Anbar was once considered a lost cause for the Pentagon. But it turned into one of the military's most vaunted success stories as the Sunni groups in Anbar helped stir similar uprisings against Al Qaeda in Sunni areas around Baghdad and elsewhere.

Marine Maj. Gen. Walter E. Gaskin, commander of the roughly 35,000 Marine and Army forces in Anbar, said earlier this month that levels of violence have dropped so significantly that the province will be returned to Iraqi control in March.

But the military has acknowledged concerns that some members could retain allegiances to Al Qaeda, particularly if they were former insurgents themselves.

Rear Adm. Gregory Smith, a U.S. military spokesman, said members were carefully screened and must pledge to renounce violence before being accepted.

"That's not to say that Al Qaeda has not found a way to infiltrate some members, some groups, that clearly could be the case," Smith said Sunday, referring to the Sunni movements.

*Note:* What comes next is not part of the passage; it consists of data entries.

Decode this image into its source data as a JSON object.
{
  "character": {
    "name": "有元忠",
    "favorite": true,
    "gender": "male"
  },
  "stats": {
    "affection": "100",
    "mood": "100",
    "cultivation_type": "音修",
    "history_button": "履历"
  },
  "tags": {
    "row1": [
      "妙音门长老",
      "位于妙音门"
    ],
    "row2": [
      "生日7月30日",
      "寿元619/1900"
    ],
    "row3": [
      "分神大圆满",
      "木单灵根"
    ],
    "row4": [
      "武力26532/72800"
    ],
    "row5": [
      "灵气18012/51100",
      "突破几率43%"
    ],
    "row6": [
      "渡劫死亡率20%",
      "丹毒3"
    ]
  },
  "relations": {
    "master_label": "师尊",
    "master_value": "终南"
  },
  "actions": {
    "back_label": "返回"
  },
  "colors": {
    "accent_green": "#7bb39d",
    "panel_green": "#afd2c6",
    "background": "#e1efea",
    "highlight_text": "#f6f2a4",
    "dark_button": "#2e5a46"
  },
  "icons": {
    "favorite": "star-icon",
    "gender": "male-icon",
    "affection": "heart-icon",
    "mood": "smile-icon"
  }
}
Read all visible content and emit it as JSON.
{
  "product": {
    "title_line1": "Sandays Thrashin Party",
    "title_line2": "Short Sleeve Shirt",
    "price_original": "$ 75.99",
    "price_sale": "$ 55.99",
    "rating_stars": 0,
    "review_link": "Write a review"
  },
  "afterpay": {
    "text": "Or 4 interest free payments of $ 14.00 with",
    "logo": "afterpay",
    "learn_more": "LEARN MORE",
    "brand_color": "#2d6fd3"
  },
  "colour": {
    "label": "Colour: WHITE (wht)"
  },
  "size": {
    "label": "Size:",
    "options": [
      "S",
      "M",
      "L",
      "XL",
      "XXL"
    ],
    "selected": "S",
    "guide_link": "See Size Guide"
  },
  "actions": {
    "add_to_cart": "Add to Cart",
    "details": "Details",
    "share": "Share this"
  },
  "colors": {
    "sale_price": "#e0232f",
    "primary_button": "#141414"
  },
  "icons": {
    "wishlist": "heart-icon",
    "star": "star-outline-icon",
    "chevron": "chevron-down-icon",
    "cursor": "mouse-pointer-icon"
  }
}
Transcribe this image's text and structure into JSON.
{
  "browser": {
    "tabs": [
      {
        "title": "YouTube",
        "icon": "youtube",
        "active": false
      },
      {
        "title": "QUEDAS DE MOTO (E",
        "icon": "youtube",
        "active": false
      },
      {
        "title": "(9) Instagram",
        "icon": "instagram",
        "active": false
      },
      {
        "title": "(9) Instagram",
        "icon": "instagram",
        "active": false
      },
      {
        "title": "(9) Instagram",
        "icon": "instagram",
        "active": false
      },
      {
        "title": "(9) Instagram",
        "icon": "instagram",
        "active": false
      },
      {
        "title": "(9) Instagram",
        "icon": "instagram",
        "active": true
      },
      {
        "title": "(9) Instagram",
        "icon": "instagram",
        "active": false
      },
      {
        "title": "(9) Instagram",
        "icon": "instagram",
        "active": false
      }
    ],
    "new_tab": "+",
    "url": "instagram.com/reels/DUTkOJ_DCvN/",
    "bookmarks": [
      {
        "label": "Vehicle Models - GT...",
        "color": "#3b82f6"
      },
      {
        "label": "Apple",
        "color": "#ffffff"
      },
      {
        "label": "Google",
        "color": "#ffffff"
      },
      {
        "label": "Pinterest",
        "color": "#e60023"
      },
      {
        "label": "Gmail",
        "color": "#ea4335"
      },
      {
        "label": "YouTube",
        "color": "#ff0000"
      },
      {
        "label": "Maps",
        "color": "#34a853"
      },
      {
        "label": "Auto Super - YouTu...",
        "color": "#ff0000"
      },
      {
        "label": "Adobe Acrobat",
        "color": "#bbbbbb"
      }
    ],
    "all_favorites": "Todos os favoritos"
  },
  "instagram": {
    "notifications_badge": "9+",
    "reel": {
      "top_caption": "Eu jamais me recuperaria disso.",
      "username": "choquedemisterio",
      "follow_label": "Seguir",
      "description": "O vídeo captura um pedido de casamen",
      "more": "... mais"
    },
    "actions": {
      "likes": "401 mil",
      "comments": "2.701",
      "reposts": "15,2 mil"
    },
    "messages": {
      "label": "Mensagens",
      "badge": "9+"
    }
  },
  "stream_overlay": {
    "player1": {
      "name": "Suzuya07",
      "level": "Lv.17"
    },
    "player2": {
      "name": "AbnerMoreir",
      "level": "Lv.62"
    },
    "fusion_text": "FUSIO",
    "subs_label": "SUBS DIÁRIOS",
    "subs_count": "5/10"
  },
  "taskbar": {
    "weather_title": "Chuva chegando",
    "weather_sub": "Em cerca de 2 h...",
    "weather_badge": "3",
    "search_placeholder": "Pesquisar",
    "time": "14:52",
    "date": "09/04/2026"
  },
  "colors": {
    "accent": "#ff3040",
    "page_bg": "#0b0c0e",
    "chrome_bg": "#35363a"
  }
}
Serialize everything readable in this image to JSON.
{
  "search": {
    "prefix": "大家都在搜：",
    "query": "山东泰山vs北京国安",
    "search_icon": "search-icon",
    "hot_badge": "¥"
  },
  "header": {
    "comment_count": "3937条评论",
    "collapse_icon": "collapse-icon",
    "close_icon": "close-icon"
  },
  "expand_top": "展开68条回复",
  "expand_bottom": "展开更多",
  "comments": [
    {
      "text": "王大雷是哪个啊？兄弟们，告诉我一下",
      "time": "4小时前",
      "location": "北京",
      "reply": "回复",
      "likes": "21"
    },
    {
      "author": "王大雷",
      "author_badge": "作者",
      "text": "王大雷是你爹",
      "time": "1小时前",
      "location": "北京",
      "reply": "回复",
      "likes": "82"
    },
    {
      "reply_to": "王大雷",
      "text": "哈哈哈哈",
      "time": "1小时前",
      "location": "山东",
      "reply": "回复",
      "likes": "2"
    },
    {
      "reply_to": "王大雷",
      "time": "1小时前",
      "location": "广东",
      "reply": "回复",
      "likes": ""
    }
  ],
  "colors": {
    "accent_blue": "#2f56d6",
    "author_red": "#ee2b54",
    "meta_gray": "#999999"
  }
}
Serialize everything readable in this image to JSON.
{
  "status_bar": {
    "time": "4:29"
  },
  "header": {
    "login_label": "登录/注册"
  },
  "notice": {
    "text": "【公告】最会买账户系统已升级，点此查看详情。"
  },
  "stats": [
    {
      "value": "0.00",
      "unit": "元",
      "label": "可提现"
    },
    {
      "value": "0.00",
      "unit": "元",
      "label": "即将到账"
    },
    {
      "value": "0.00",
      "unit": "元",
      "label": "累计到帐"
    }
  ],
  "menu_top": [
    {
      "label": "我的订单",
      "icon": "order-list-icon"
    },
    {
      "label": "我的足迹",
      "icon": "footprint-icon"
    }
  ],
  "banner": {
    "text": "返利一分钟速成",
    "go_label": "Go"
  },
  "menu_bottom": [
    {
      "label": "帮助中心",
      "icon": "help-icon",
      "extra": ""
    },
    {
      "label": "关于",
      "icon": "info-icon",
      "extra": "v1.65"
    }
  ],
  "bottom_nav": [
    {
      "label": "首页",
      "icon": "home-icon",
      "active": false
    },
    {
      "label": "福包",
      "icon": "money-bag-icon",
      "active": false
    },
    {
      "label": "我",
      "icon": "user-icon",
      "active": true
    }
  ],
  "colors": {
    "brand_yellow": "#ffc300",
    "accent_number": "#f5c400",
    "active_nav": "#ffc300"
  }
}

The founder of the Sunni revolt in Anbar, Sheik Abdul-Sattar Abu Risha, was killed in a bombing near his compound on Sept. 13. Authorities arrested the head of his security detail who was accused of aiding the attackers.

Col. Faisal al-Zubaie, the city's police chief, identified the bomber on Sunday as Ali Hussein Allawi, who had traveled with his mother from the northern Sunni area of Samarra to visit relatives.

Allawi's father was considered a senior Al Qaeda in Iraq member in Anbar, but fled the area nearly a year ago after learning he was on a wanted list of insurgents compiled by the Awakening Council, al-Zubaie said. His current whereabouts are unknown.

Police rounded up 22 uncles and other relatives in the aftermath of the bombing, releasing all but five after questioning.

"During investigations those five gave confessions, including that the boy's mother told him 'God be with you and we will meet in paradise,"' al-Issawi quoted the suspects as saying.

Al-Issawi said police were investigating how Allawi had been armed, suggesting he must have received the explosives after arriving in the area to clear extensive checkpoints along the way.

"After the explosion, police forces detained uncles and relatives of this boy," al-Issawi said. "It is unbelievable that he came from Samarra with an explosive belt on him."

The implication that it was an inside job reflects the tangled relationships of the Anbar tribes, which are divided into a patchwork of clans that often have rival agendas.

Most of the clans within the Issawi tribe have turned against Al Qaeda, but a few remain loyal to the terror network.

The suicide attacker's mother — along with another woman believed by Iraqis to be another potential suicide bomber — took refuge in two houses in the area with other women from their clan. They have refused to come out despite orders by authorities via loudspeakers, prompting a standoff.

Authorities were hesitant to storm the buildings due to cultural sensitivities regarding use of force against women in a conservative Islamic society.

Many local residents remembered the family's connection to Al Qaeda in Iraq and warned authorities after the boy's return but claimed they took no action.

The attack against the tribal leaders came one day after three suicide bombers targeted a police station in the provincial capital of Ramadi. Guards killed one attacker, but two others detonated their explosives at the entrance, killing at least five officers, authorities said.

The U.S. military also said a Marine was killed Saturday during fighting in Anbar, the first U.S. combat death in the province since Oct. 8.